The emergence of Podemos modified the coordinates of the political debate, introducing new themes on the agenda and forcing the other parties to adapt to the new player. The dazzling success of the term “casta” [‘elite’] was undoubtedly the most obvious example. Podemos would make a profound mistake if it were now to allow itself to be forced to compete around the theme set by another party, Ciudadanos – that of the bland promises. On the contrary, today more than ever, Podemos must insist on the need to unite the democratic regeneration with a change in economic policies, link the critique of the two party system and corruption with the defence of a citizens’ anti-austerity bailout. This is Ciudadanos’ Achilles heel. ¿Will Ciudadanos stop evictions?

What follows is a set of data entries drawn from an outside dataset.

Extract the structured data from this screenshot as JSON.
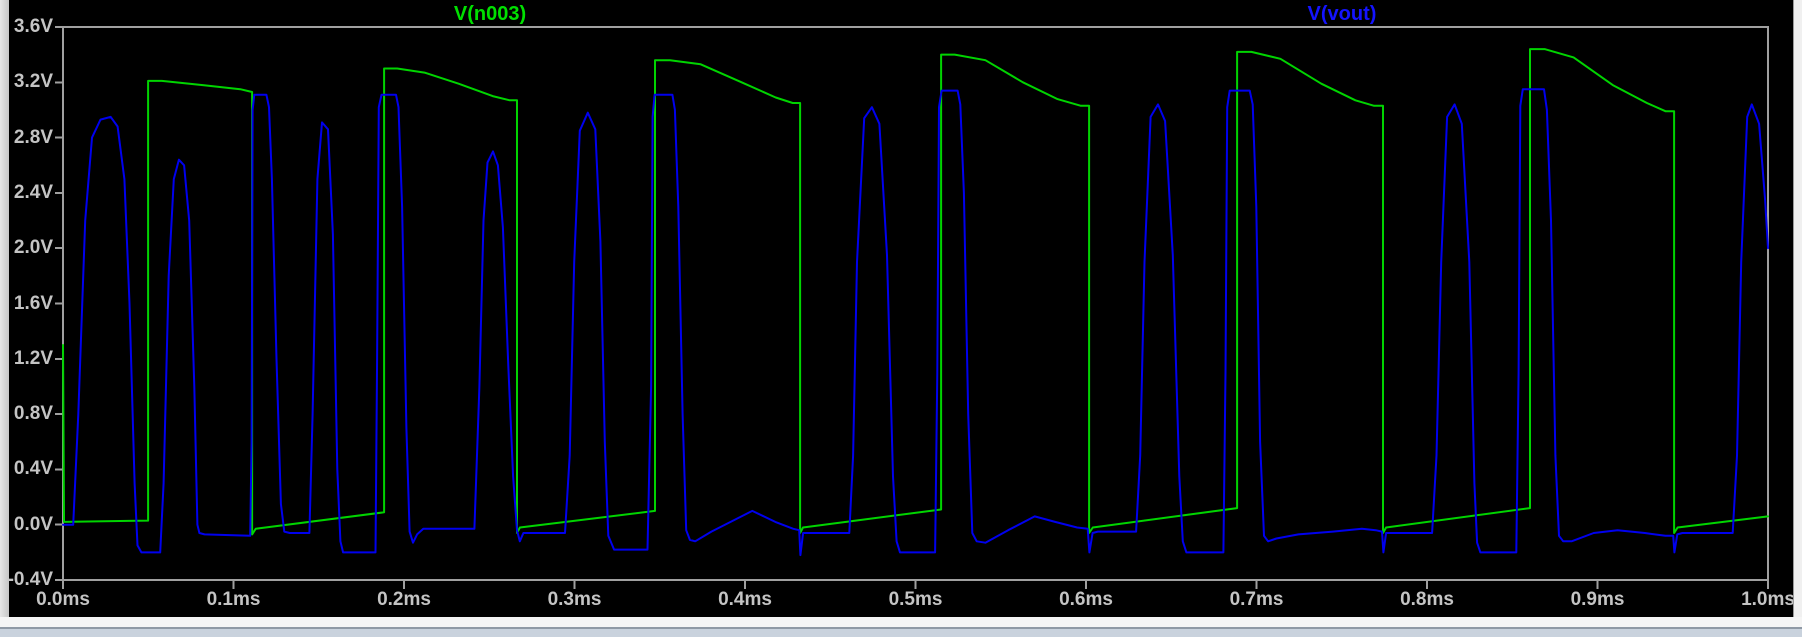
{
  "legend": {
    "n003_label": "V(n003)",
    "vout_label": "V(vout)"
  },
  "colors": {
    "background": "#000000",
    "frame": "#a0a0a0",
    "axis_text": "#c4c4c4",
    "trace_n003": "#00d400",
    "trace_vout": "#0000ee",
    "label_n003": "#00e000",
    "label_vout": "#1414ff"
  },
  "chart_data": {
    "type": "line",
    "title": "",
    "grid": false,
    "legend_position": "top",
    "xlim": [
      0.0,
      1.0
    ],
    "ylim": [
      -0.4,
      3.6
    ],
    "x_ticks": [
      {
        "t": 0.0,
        "label": "0.0ms"
      },
      {
        "t": 0.1,
        "label": "0.1ms"
      },
      {
        "t": 0.2,
        "label": "0.2ms"
      },
      {
        "t": 0.3,
        "label": "0.3ms"
      },
      {
        "t": 0.4,
        "label": "0.4ms"
      },
      {
        "t": 0.5,
        "label": "0.5ms"
      },
      {
        "t": 0.6,
        "label": "0.6ms"
      },
      {
        "t": 0.7,
        "label": "0.7ms"
      },
      {
        "t": 0.8,
        "label": "0.8ms"
      },
      {
        "t": 0.9,
        "label": "0.9ms"
      },
      {
        "t": 1.0,
        "label": "1.0ms"
      }
    ],
    "y_ticks": [
      {
        "v": 3.6,
        "label": "3.6V"
      },
      {
        "v": 3.2,
        "label": "3.2V"
      },
      {
        "v": 2.8,
        "label": "2.8V"
      },
      {
        "v": 2.4,
        "label": "2.4V"
      },
      {
        "v": 2.0,
        "label": "2.0V"
      },
      {
        "v": 1.6,
        "label": "1.6V"
      },
      {
        "v": 1.2,
        "label": "1.2V"
      },
      {
        "v": 0.8,
        "label": "0.8V"
      },
      {
        "v": 0.4,
        "label": "0.4V"
      },
      {
        "v": 0.0,
        "label": "0.0V"
      },
      {
        "v": -0.4,
        "label": "-0.4V"
      }
    ],
    "series": [
      {
        "name": "V(n003)",
        "color": "#00d400",
        "points": [
          [
            0.0,
            1.3
          ],
          [
            0.0006,
            0.02
          ],
          [
            0.0499,
            0.03
          ],
          [
            0.0499,
            3.21
          ],
          [
            0.058,
            3.21
          ],
          [
            0.082,
            3.18
          ],
          [
            0.104,
            3.15
          ],
          [
            0.1109,
            3.13
          ],
          [
            0.1109,
            -0.07
          ],
          [
            0.113,
            -0.03
          ],
          [
            0.1883,
            0.09
          ],
          [
            0.1883,
            3.3
          ],
          [
            0.196,
            3.3
          ],
          [
            0.212,
            3.27
          ],
          [
            0.232,
            3.19
          ],
          [
            0.252,
            3.1
          ],
          [
            0.262,
            3.07
          ],
          [
            0.2663,
            3.07
          ],
          [
            0.2663,
            -0.06
          ],
          [
            0.268,
            -0.02
          ],
          [
            0.3472,
            0.1
          ],
          [
            0.3472,
            3.36
          ],
          [
            0.356,
            3.36
          ],
          [
            0.374,
            3.33
          ],
          [
            0.398,
            3.2
          ],
          [
            0.418,
            3.09
          ],
          [
            0.428,
            3.05
          ],
          [
            0.4323,
            3.05
          ],
          [
            0.4323,
            -0.06
          ],
          [
            0.434,
            -0.02
          ],
          [
            0.515,
            0.11
          ],
          [
            0.515,
            3.4
          ],
          [
            0.523,
            3.4
          ],
          [
            0.541,
            3.36
          ],
          [
            0.563,
            3.2
          ],
          [
            0.583,
            3.08
          ],
          [
            0.597,
            3.03
          ],
          [
            0.6018,
            3.03
          ],
          [
            0.6018,
            -0.06
          ],
          [
            0.604,
            -0.02
          ],
          [
            0.6886,
            0.12
          ],
          [
            0.6886,
            3.42
          ],
          [
            0.697,
            3.42
          ],
          [
            0.714,
            3.37
          ],
          [
            0.738,
            3.19
          ],
          [
            0.758,
            3.07
          ],
          [
            0.769,
            3.03
          ],
          [
            0.7742,
            3.03
          ],
          [
            0.7742,
            -0.06
          ],
          [
            0.776,
            -0.02
          ],
          [
            0.8604,
            0.12
          ],
          [
            0.8604,
            3.44
          ],
          [
            0.869,
            3.44
          ],
          [
            0.886,
            3.38
          ],
          [
            0.909,
            3.18
          ],
          [
            0.929,
            3.05
          ],
          [
            0.94,
            2.99
          ],
          [
            0.9449,
            2.99
          ],
          [
            0.9449,
            -0.06
          ],
          [
            0.947,
            -0.02
          ],
          [
            1.0,
            0.06
          ]
        ]
      },
      {
        "name": "V(vout)",
        "color": "#0000ee",
        "points": [
          [
            0.0,
            0.0
          ],
          [
            0.006,
            0.0
          ],
          [
            0.009,
            0.8
          ],
          [
            0.013,
            2.2
          ],
          [
            0.017,
            2.8
          ],
          [
            0.022,
            2.93
          ],
          [
            0.028,
            2.95
          ],
          [
            0.032,
            2.88
          ],
          [
            0.036,
            2.5
          ],
          [
            0.039,
            1.6
          ],
          [
            0.042,
            0.3
          ],
          [
            0.0437,
            -0.15
          ],
          [
            0.046,
            -0.2
          ],
          [
            0.057,
            -0.2
          ],
          [
            0.059,
            0.3
          ],
          [
            0.062,
            1.8
          ],
          [
            0.065,
            2.5
          ],
          [
            0.068,
            2.64
          ],
          [
            0.071,
            2.6
          ],
          [
            0.074,
            2.2
          ],
          [
            0.077,
            1.0
          ],
          [
            0.0788,
            0.0
          ],
          [
            0.08,
            -0.06
          ],
          [
            0.083,
            -0.07
          ],
          [
            0.1098,
            -0.08
          ],
          [
            0.1106,
            0.6
          ],
          [
            0.1112,
            3.0
          ],
          [
            0.1122,
            3.11
          ],
          [
            0.1193,
            3.11
          ],
          [
            0.1208,
            3.02
          ],
          [
            0.1225,
            2.5
          ],
          [
            0.1252,
            1.2
          ],
          [
            0.1278,
            0.15
          ],
          [
            0.1298,
            -0.05
          ],
          [
            0.133,
            -0.06
          ],
          [
            0.1445,
            -0.06
          ],
          [
            0.1464,
            0.8
          ],
          [
            0.1492,
            2.5
          ],
          [
            0.1519,
            2.91
          ],
          [
            0.1554,
            2.86
          ],
          [
            0.1583,
            2.1
          ],
          [
            0.1609,
            0.4
          ],
          [
            0.1627,
            -0.12
          ],
          [
            0.1643,
            -0.2
          ],
          [
            0.1833,
            -0.2
          ],
          [
            0.1842,
            1.2
          ],
          [
            0.1852,
            3.02
          ],
          [
            0.1868,
            3.11
          ],
          [
            0.1953,
            3.11
          ],
          [
            0.1968,
            3.02
          ],
          [
            0.1989,
            2.3
          ],
          [
            0.2014,
            0.7
          ],
          [
            0.2033,
            -0.05
          ],
          [
            0.2053,
            -0.13
          ],
          [
            0.2077,
            -0.07
          ],
          [
            0.2113,
            -0.03
          ],
          [
            0.2413,
            -0.03
          ],
          [
            0.2442,
            1.0
          ],
          [
            0.2466,
            2.2
          ],
          [
            0.249,
            2.62
          ],
          [
            0.2522,
            2.7
          ],
          [
            0.2551,
            2.6
          ],
          [
            0.258,
            2.15
          ],
          [
            0.2612,
            1.15
          ],
          [
            0.264,
            0.35
          ],
          [
            0.2663,
            -0.04
          ],
          [
            0.2679,
            -0.12
          ],
          [
            0.27,
            -0.06
          ],
          [
            0.2944,
            -0.06
          ],
          [
            0.2972,
            0.5
          ],
          [
            0.2998,
            1.9
          ],
          [
            0.3031,
            2.85
          ],
          [
            0.3078,
            2.98
          ],
          [
            0.3122,
            2.86
          ],
          [
            0.3152,
            2.05
          ],
          [
            0.3178,
            0.6
          ],
          [
            0.3198,
            -0.08
          ],
          [
            0.3232,
            -0.18
          ],
          [
            0.3428,
            -0.18
          ],
          [
            0.3449,
            1.0
          ],
          [
            0.3458,
            2.95
          ],
          [
            0.347,
            3.11
          ],
          [
            0.3574,
            3.11
          ],
          [
            0.3589,
            3.0
          ],
          [
            0.3609,
            2.3
          ],
          [
            0.3634,
            0.8
          ],
          [
            0.3655,
            -0.04
          ],
          [
            0.3677,
            -0.11
          ],
          [
            0.3708,
            -0.12
          ],
          [
            0.3803,
            -0.05
          ],
          [
            0.4043,
            0.1
          ],
          [
            0.4178,
            0.02
          ],
          [
            0.4283,
            -0.03
          ],
          [
            0.4318,
            -0.04
          ],
          [
            0.4325,
            -0.22
          ],
          [
            0.4341,
            -0.06
          ],
          [
            0.4369,
            -0.06
          ],
          [
            0.4612,
            -0.06
          ],
          [
            0.4634,
            0.5
          ],
          [
            0.4657,
            1.9
          ],
          [
            0.4699,
            2.94
          ],
          [
            0.4744,
            3.02
          ],
          [
            0.4788,
            2.9
          ],
          [
            0.4833,
            1.95
          ],
          [
            0.4868,
            0.35
          ],
          [
            0.4889,
            -0.12
          ],
          [
            0.4909,
            -0.2
          ],
          [
            0.5115,
            -0.2
          ],
          [
            0.5128,
            1.1
          ],
          [
            0.5138,
            3.02
          ],
          [
            0.5153,
            3.14
          ],
          [
            0.5247,
            3.14
          ],
          [
            0.5263,
            3.04
          ],
          [
            0.5284,
            2.4
          ],
          [
            0.5309,
            0.8
          ],
          [
            0.5333,
            -0.06
          ],
          [
            0.5359,
            -0.12
          ],
          [
            0.541,
            -0.13
          ],
          [
            0.5543,
            -0.04
          ],
          [
            0.5699,
            0.06
          ],
          [
            0.5819,
            0.02
          ],
          [
            0.5948,
            -0.02
          ],
          [
            0.601,
            -0.03
          ],
          [
            0.602,
            -0.2
          ],
          [
            0.6039,
            -0.06
          ],
          [
            0.6069,
            -0.05
          ],
          [
            0.6294,
            -0.05
          ],
          [
            0.6318,
            0.5
          ],
          [
            0.6343,
            1.9
          ],
          [
            0.6379,
            2.95
          ],
          [
            0.6422,
            3.04
          ],
          [
            0.6464,
            2.92
          ],
          [
            0.6509,
            1.95
          ],
          [
            0.6547,
            0.35
          ],
          [
            0.6568,
            -0.12
          ],
          [
            0.6589,
            -0.2
          ],
          [
            0.6806,
            -0.2
          ],
          [
            0.6818,
            1.1
          ],
          [
            0.6828,
            3.02
          ],
          [
            0.6843,
            3.14
          ],
          [
            0.696,
            3.14
          ],
          [
            0.6978,
            3.04
          ],
          [
            0.6999,
            2.3
          ],
          [
            0.7021,
            0.6
          ],
          [
            0.7044,
            -0.08
          ],
          [
            0.7068,
            -0.12
          ],
          [
            0.7117,
            -0.1
          ],
          [
            0.7246,
            -0.07
          ],
          [
            0.7448,
            -0.05
          ],
          [
            0.7618,
            -0.03
          ],
          [
            0.7699,
            -0.04
          ],
          [
            0.7736,
            -0.05
          ],
          [
            0.7744,
            -0.2
          ],
          [
            0.776,
            -0.06
          ],
          [
            0.7789,
            -0.06
          ],
          [
            0.803,
            -0.06
          ],
          [
            0.8056,
            0.5
          ],
          [
            0.8083,
            1.9
          ],
          [
            0.8118,
            2.95
          ],
          [
            0.8162,
            3.04
          ],
          [
            0.8204,
            2.9
          ],
          [
            0.8248,
            1.9
          ],
          [
            0.8278,
            0.3
          ],
          [
            0.8294,
            -0.13
          ],
          [
            0.8313,
            -0.2
          ],
          [
            0.8524,
            -0.2
          ],
          [
            0.8537,
            1.1
          ],
          [
            0.8547,
            3.03
          ],
          [
            0.8562,
            3.15
          ],
          [
            0.8686,
            3.15
          ],
          [
            0.8703,
            3.0
          ],
          [
            0.8727,
            2.2
          ],
          [
            0.8753,
            0.5
          ],
          [
            0.8774,
            -0.08
          ],
          [
            0.8799,
            -0.12
          ],
          [
            0.8848,
            -0.12
          ],
          [
            0.8978,
            -0.06
          ],
          [
            0.9118,
            -0.04
          ],
          [
            0.9278,
            -0.06
          ],
          [
            0.9398,
            -0.08
          ],
          [
            0.9444,
            -0.08
          ],
          [
            0.9451,
            -0.2
          ],
          [
            0.9468,
            -0.07
          ],
          [
            0.9498,
            -0.06
          ],
          [
            0.9793,
            -0.06
          ],
          [
            0.9818,
            0.5
          ],
          [
            0.9843,
            1.9
          ],
          [
            0.9878,
            2.95
          ],
          [
            0.9905,
            3.04
          ],
          [
            0.9948,
            2.9
          ],
          [
            0.9983,
            2.35
          ],
          [
            1.0,
            2.0
          ]
        ]
      }
    ]
  }
}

And privatization? Will you bail out the banks? These are the kind of issues about which Rivera’s party should be pressed, to show in black on white that their proposals are just more of the same. If there is any would-be “casta” in Spanish politics it is Albert Rivera, whose programme of peaceful change is little more than to put himself and his people in the placeheld exclusively by the Popular Party (PP) and Socialists (PSOE) for decades.
It is not of course a question of relinquishing the effort to shake up the political agenda with cross-cutting issues, and matters that cannot be easily pigeonholed, just as it they should not allow themselves to be characterised, by Rivera, as “extremists” . Or allow themselves to be pushed into the fringes of political debate. Rather, the challenge for Podemos is to continue to set the political agenda and to place proposals on the table that highlight its uniqueness and its credibility as the bringer of democratic and social change. To want to “be like them” has historically been the weakness of any emancipatory movement. To show that being different means you can be more effective, better, relevant and reliable is the challenge of those who seek to change the world from below.
Seen from this persecutive, the battle for centrality is the fight to shift the centre of gravity around which alliances and social and institutional relations and political struggle in a favourable direction for the labouring classes (it is impossible to conceive Gramsci’s ‘hegemony’ without understanding it as an articulation about class relations!). In short, the battle for control of the lever around which pivots the political and social gears. The conquest of this desired centrality is difficult, certainly, but when not confused with programmatic and discursive adaptations, it is opens unexplored doors that bring the possible closer to the necessary.
Josep Maria Antentas is Professor of sociology at the Autonomous University of Barcelona (UAB).